We wanted to create a graph of operations that reflected modern AI models, but was simple enough to easily interpret. We could have added multiple layers, or used convolutions, or static weights, but settled for a single matrix multiplication operation with dynamic inputs, since that reflected the transformer architectures that are widely used for LLMs and other modern models.
It's possible that the way we build and run our models causes them to fall off the fast path of the drivers or accelerator implementation. For example, we're using unsigned eight-bit quantization, with qdq elements in the graph. We've attempted to follow best practice from the documentation, but we'd welcome ways to improve performance, especially since these would improve the performance of our actual applications.
There are multiple different ways to access AI acceleration on Windows. We looked at DirectML, but it only seems to support GPU access. OpenVino doesn't run on our Arm hardware, as far as we can tell. We've seen similar performance results to those shown here using the Qualcomm QNN SDK directly. TensorFlow Lite isn't supported on Windows for Arm. From this research and our experiments, Onnx is supported by both Microsoft and Qualcomm, and seems to be the best framework to use to get accelerated performance from the NPU, but we're interested in learning if other APIs would be more appropriate.

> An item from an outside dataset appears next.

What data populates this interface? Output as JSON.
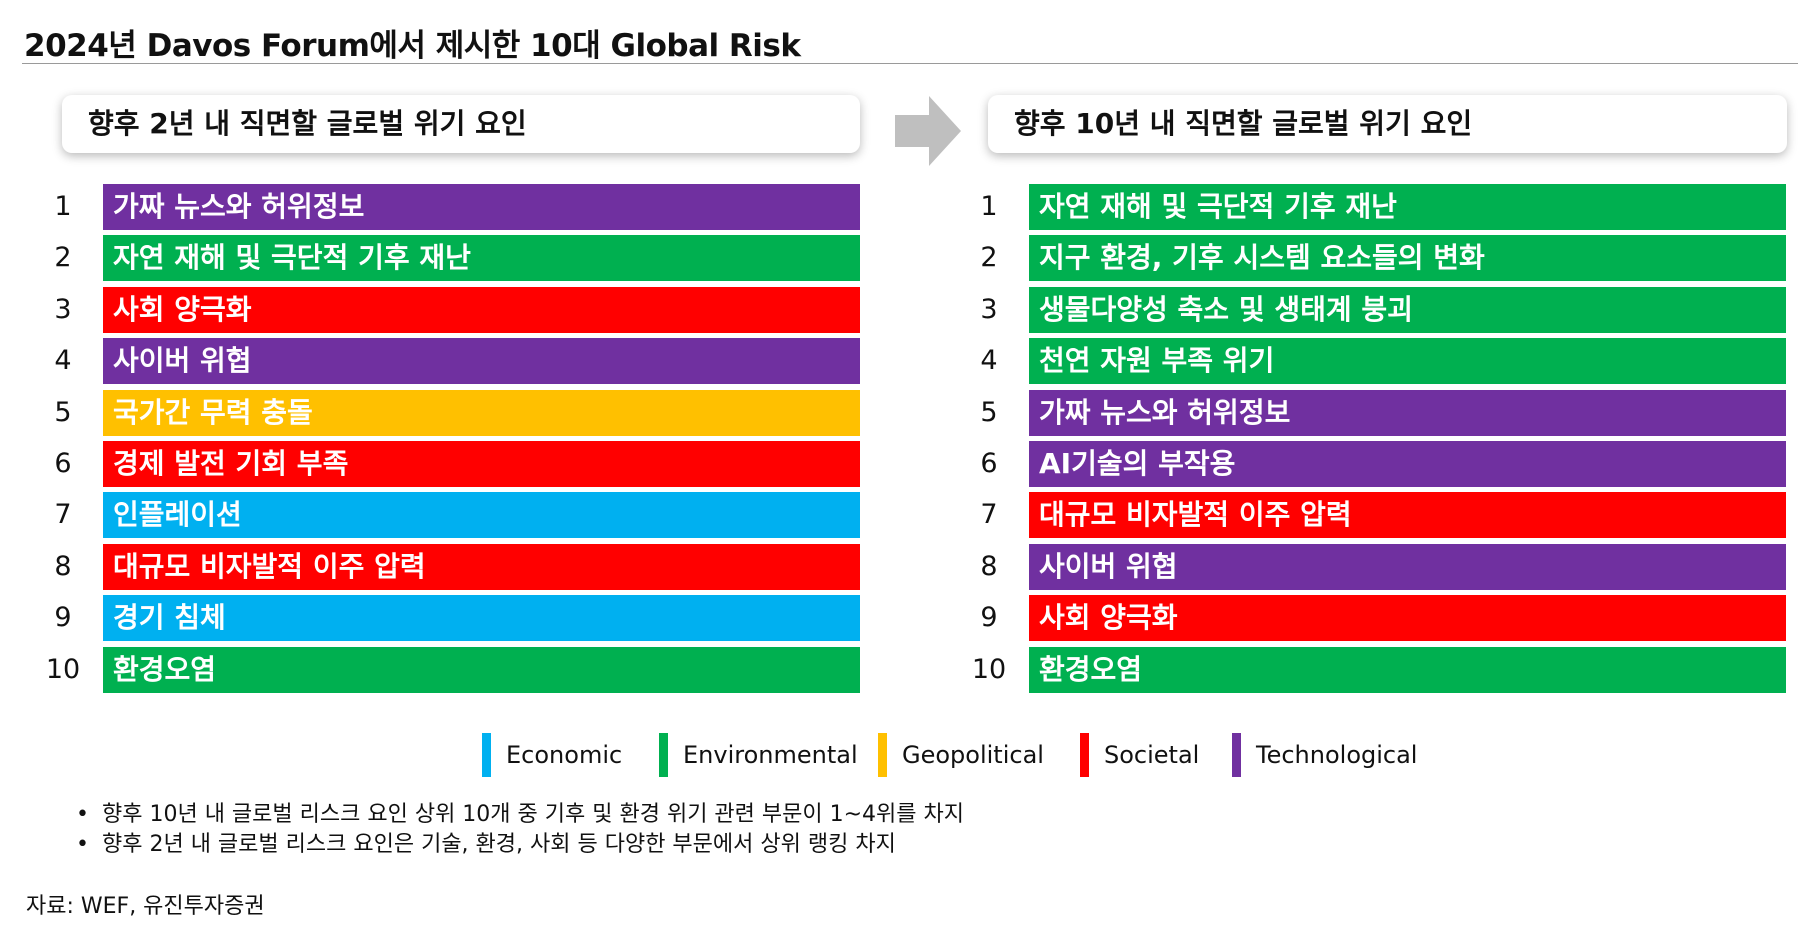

The results shown here are current as of October 2nd, 2024, when running on a Microsoft Surface Pro 11th Edition, with a Snapdragon(R) X 12-core X1E80100 clocked at 3.40 GHz. The first obvious thing is that the NPU results, even without float conversion, are slower than the CPU. This is not ideal for an accelerator, even though it could still potentially offer energy or sustained performance advantages that make it worth using.
The second conclusion is that the measured performance of 573 billion operations per second is only 1.3% of the 45 trillion ops/s that the marketing material promises.
By contrast, running the same model on an Nvidia Geforce RTX 4080 Laptop GPU runs in 3.2ms, an equivalent of 2,160 billion operations per second, almost four times the throughput.